The bowl of muesli, yogurt and fruit couldn’t have been more beautiful. A pinwheel of banana ovals atop silky white yogurt. Between the layers, almond slices, oat flakes and sunflower seeds salted just slightly. In the center, a pinnacle of apple shavings topped by one perfect raspberry.

It couldn’t have been more beautiful and it was just breakfast, 7 a.m., the sun rising in thick humidity, a lazy orange ball in the sky outside the restaurant window.

“When you eat alone, you still cook for yourself?” Her voice was incredulous. Why would I expend the energy, why would I pour effort into making something delicious and beautiful and more-than-satisfying for just myself?

But aren’t I worth it, I wondered? Last night, I poured a glass of Four Graces pinot from Dundee, Oregon (one bottle that the airport security jerks didn’t steal), tossed pinto beans with anchovies, olive oil, purple scallions from the Ann Arbor Farmers Market, and thick chunks of smooth avocado and spooned some roasted cauliflower florets onto my plate. Robin Thicke sang on CD. I sipped my wine and lingered, alone.

I ate pedestrian foods last night and this morning, but they were colorful to me, nearly poetic. And being alone – sometimes I revel in the silence and the freedom and sometimes I cringe.

Beside my computer, I’ve propped two pictures from my trip to Oregon. One, the view from Dog Mountain: a blue ribbon of the Columbia River cutting between the foothills of Mt. Hood, so many trees rooted in the dirt, softening the landscape.

The other, the overlook at the lighthouse in Newport: the rich blue of the Pacific swirling into white around rocky cutouts, vibrant yellow wildflowers and harsh grasses directly below my perch.

Both soothe me and invigorate me when I am hard at work all day. With an eye toward the future, guided by what didn’t work in the past, I am stringing a necklace of incredible moments.

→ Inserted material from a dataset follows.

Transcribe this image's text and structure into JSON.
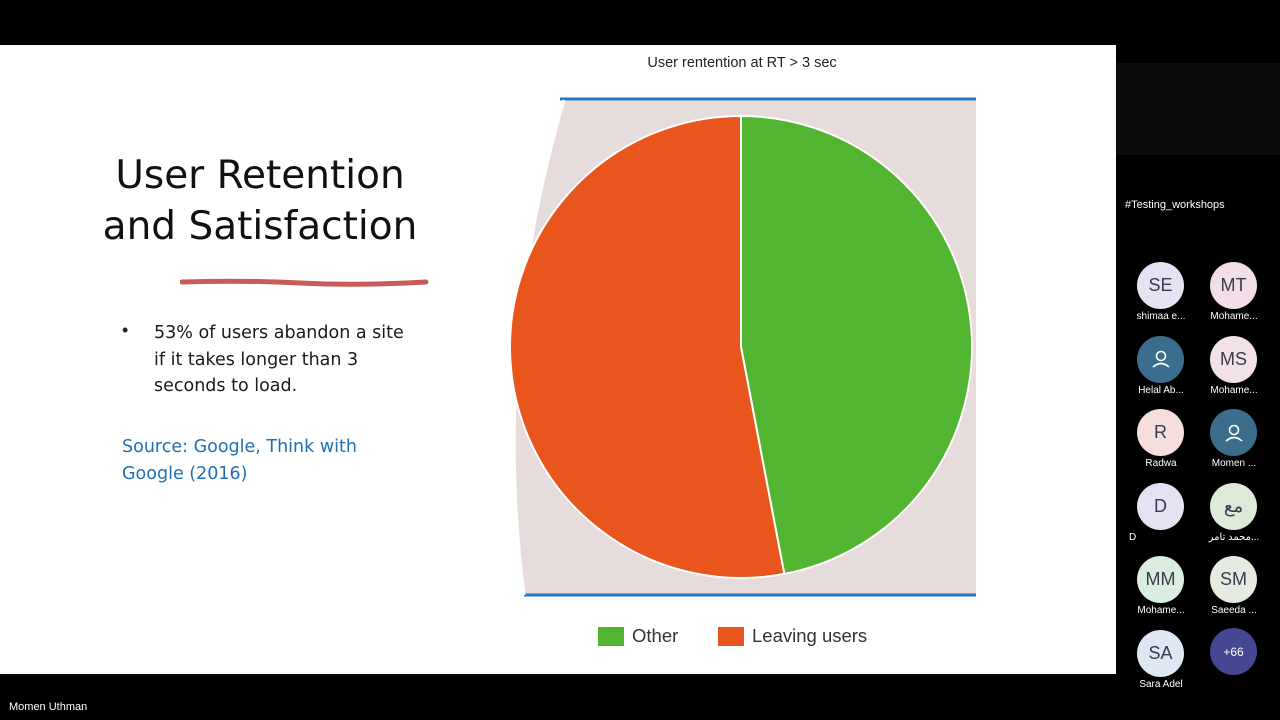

Isn’t that what it’s all about? Living in the moments until you’ve amassed a veritable collection of happiness that sinks into your skin?

Today I heard a story about a woman who was born to a Jewish mother and adopted by a Jewish couple. The Orthodox rabbis are telling her, without verification from unopenable adoption records, she can’t be considered authentically Jewish.

The woman observes the Sabbath meticulously – doesn’t flip her lights on and off or cook from sundown Friday until sundown Saturday, attends synagogue with enthusiasm.

They’ve told her she must convert their way – or her children will have problems getting married under Jewish Law. One rabbi said he’ll only convert her if she lives separately from her husband for several months – so it’s as if their marriage never existed. Another rabbi would do the conversion – if the woman never wears pants again (skirts are considered more modest in some Orthodox circles).

What about how she lives every day? What about her self- identity and feelings inside? What about the meaning she has crafted from the mundane, the choices she has made, the virtues she follows?

I can’t get too caught up. We all pick the rules and systems we want to follow or fit in with. If she cares enough to go along with their mishegoss (Yiddish for craziness), that’s her choice.

But I’ve had it with fitting in. If my divorce has taught me anything, it’s that at the end of each day, I have only to look at myself in the mirror and decide whether I like what I see. It’s only my voice that echoes in the night.

My moments are mine and mine alone. I may share them with others, but I take them with me when I go on my way and hold them like wildflowers late at night.

At breakfast this morning, my friend said it wasn’t until she stopped sleeping on one side of the bed she’d shared with her lover of 12 years that she fell in love with someone new. She had to flail her arms out and sprawl across the invisible divide between her side and where he used to sleep.

I still curl up with my pillow on the right side of the king-size bed. But it’s only been two months. That’s a drop in the bucket of relationship time. An eye-blink. Not even a full season.

I’ll take the metaphor and live with it. Only by letting go – of a former life, of the belief that if we follow this one more rule set by someone else we will finally fit in – can we truly become who we are meant to be.